Core content production and licensing is Disney’s oldest and most important business. It is the engine that powers the rest of Disney. Its primary objective is to make audiences fall in love with its characters and stories, not necessarily to generate the most amount of profit. Once consumers are hooked, there are infinite ways to monetize through its Parks, Experiences, and Products segment, which is likely to keep up its ferocious growth and be Disney’s revenue and profit driver for years to come.

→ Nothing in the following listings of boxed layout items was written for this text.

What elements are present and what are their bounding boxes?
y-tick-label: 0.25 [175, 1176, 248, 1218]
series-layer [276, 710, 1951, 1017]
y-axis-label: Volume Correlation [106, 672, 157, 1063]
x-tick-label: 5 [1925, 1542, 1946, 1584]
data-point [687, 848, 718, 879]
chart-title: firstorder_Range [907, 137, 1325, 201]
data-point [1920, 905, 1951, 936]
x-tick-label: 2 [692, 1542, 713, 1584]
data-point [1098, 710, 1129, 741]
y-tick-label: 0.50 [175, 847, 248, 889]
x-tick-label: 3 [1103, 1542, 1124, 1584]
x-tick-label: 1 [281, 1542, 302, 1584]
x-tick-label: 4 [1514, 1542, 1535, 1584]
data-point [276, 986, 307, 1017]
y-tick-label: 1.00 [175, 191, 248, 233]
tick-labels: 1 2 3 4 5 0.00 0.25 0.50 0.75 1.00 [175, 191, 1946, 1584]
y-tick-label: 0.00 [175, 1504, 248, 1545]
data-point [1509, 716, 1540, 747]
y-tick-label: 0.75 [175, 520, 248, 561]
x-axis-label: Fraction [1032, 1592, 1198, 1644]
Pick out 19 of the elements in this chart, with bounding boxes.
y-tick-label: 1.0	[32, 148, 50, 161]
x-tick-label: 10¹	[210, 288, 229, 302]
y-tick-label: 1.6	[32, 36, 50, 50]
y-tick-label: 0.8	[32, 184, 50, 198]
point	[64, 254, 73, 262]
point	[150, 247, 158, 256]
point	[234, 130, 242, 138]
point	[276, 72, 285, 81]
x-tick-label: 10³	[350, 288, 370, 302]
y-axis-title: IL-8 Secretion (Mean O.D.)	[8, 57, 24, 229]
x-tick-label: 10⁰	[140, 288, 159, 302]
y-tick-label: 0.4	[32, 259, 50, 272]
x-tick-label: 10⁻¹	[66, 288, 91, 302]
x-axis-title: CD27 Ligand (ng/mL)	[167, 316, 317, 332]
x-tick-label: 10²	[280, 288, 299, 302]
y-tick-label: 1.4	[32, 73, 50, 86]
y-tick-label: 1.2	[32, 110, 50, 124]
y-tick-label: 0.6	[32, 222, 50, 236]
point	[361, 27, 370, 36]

Disney operates in a competitive environment too. Its films competes with those from other major studios like Warner Brothers, Universal, Paramount, HBO, and others; its streaming services with Netflix, Max, Apple TV+, and more; its theme parks with Universal Studios; its resorts and cruise line with Hilton and Royal Caribbean. But besides tactical execution, its business success ultimately depends on customers loving its characters and stories. As long as they manage to capture audiences’ hearts, they’ll capture audiences’ wallets too. And, at least for now, The Mouse reigns supreme.